Tobías torció el labio y fingió valorar el envite de Afrodita mientras intentaba colocarle el gorro bien.
—A la una se abren las puertas. Usted se encargará de ello. Luego, a servir puchero. Y no sufra, que todas estas almas caritativas lo ayudarán. ¡Ah! Y guárdenos lugar al padre Porfirio y a mí en una de estas mesas. Voy a ver si necesita algo más y venimos a comer.
Un guiño de ojo fue todo lo que Afrodita consiguió antes de ver cómo el viejo deshacía el camino que lo había conducido hasta allí.
—Será cabrón el tío...—se quejó el sueco, cogiendo el delantal para sacudirlo y desdoblarlo.
A través de las ventanas comenzaba a verse movimiento en la calle y a su lado, un par de chicos algo más mayores que él, debidamente vestidos para la ocasión, colocaron la primera bandeja de comida en la barra de servicio. En los brazos de uno se distinguían moratones y pinchazos; el otro se vislumbraba fuerte y sano. Ambos lucían unos rasgos que los definían hermanos. Afrodita tragó saliva y sintió cómo un extraño estremecimiento de emoción le recorría el espinazo.
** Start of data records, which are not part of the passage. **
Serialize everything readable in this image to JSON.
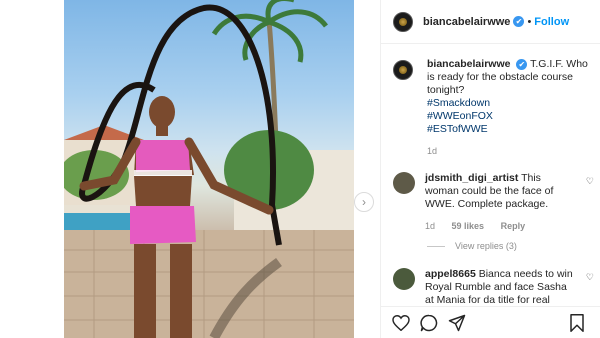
{
  "post": {
    "username": "biancabelairwwe",
    "verified_mark": "✔",
    "separator": "•",
    "follow_label": "Follow",
    "caption": {
      "text": "T.G.I.F. Who is ready for the obstacle course tonight?",
      "tags": [
        "#Smackdown",
        "#WWEonFOX",
        "#ESTofWWE"
      ],
      "age": "1d"
    },
    "next_arrow": "›"
  },
  "comments": [
    {
      "username": "jdsmith_digi_artist",
      "text": "This woman could be the face of WWE. Complete package.",
      "age": "1d",
      "likes": "59 likes",
      "reply_label": "Reply",
      "avatar_color": "#5e5a48"
    },
    {
      "username": "appel8665",
      "text": "Bianca needs to win Royal Rumble and face Sasha at Mania for da title for real",
      "avatar_color": "#4b5a3c"
    }
  ],
  "view_replies": "View replies (3)",
  "icons": {
    "like": "heart-icon",
    "comment": "comment-icon",
    "share": "share-icon",
    "save": "bookmark-icon"
  },
  "colors": {
    "link": "#00376b",
    "follow": "#0095f6",
    "verified": "#3897f0",
    "muted": "#8e8e8e"
  }
}
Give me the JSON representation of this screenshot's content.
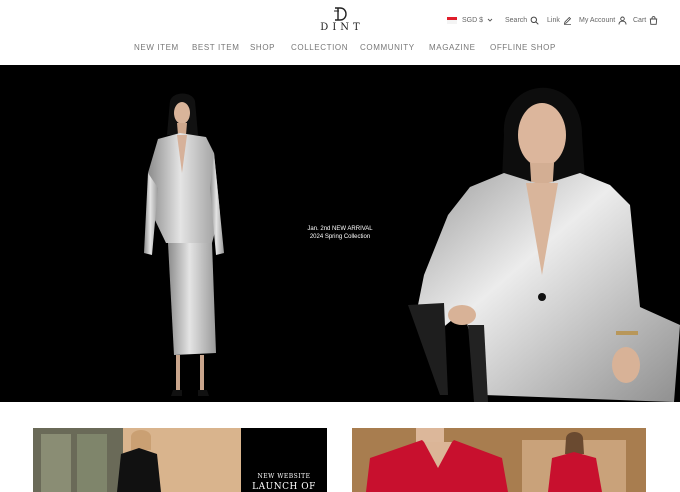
{
  "brand": {
    "name": "DINT"
  },
  "utility": {
    "currency": "SGD $",
    "search": "Search",
    "link": "Link",
    "account": "My Account",
    "cart": "Cart"
  },
  "nav": {
    "items": [
      "NEW ITEM",
      "BEST ITEM",
      "SHOP",
      "COLLECTION",
      "COMMUNITY",
      "MAGAZINE",
      "OFFLINE SHOP"
    ]
  },
  "hero": {
    "caption_line1": "Jan. 2nd NEW ARRIVAL",
    "caption_line2": "2024 Spring Collection"
  },
  "promo": {
    "left_line1": "NEW WEBSITE",
    "left_line2": "LAUNCH OF"
  },
  "colors": {
    "hero_bg": "#000000",
    "silver": "#c9c9c9",
    "accent_red": "#c8102e",
    "flag_red": "#e01e2b"
  },
  "icons": [
    "flag-icon",
    "chevron-down-icon",
    "search-icon",
    "pencil-icon",
    "user-icon",
    "cart-icon"
  ]
}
Aquí todos somos iguales...
—Tobías me ha dicho que debo abrir la puerta y servir, pero no me ha explicado nada más...— con gestos más acertados de lo esperado se ató el delantal a la espalda— Me ha dejado un poco... ¿cómo decirlo?... Colgado —se aventuró acercándose a los chicos, haciendo un gran esfuerzo para no clavar su vista en los brazos del que parecía menor.
—Eres nuevo, ¿no? —preguntó el más corpulento, sonriente. Afrodita asintió, colocándose las manos en jarra, dispuesto a participar del zafarrancho—. El padre Tobías siempre hace lo mismo, ¿sabes? Es como una especie de novatada, porque sabe que la primera apertura de puertas siempre deja huella.
—Me gustan las huellas. Sobre todo las que quedan —fanfarroneó Afrodita.
—Entonces estás en el lugar adecuado, amigo.
Un apretón en el hombro no le tranquilizó en absoluto, pero sí lo hizo sentir acompañado y supo que ese era un buen lugar.
El mejor lugar donde Dimitri podía estar.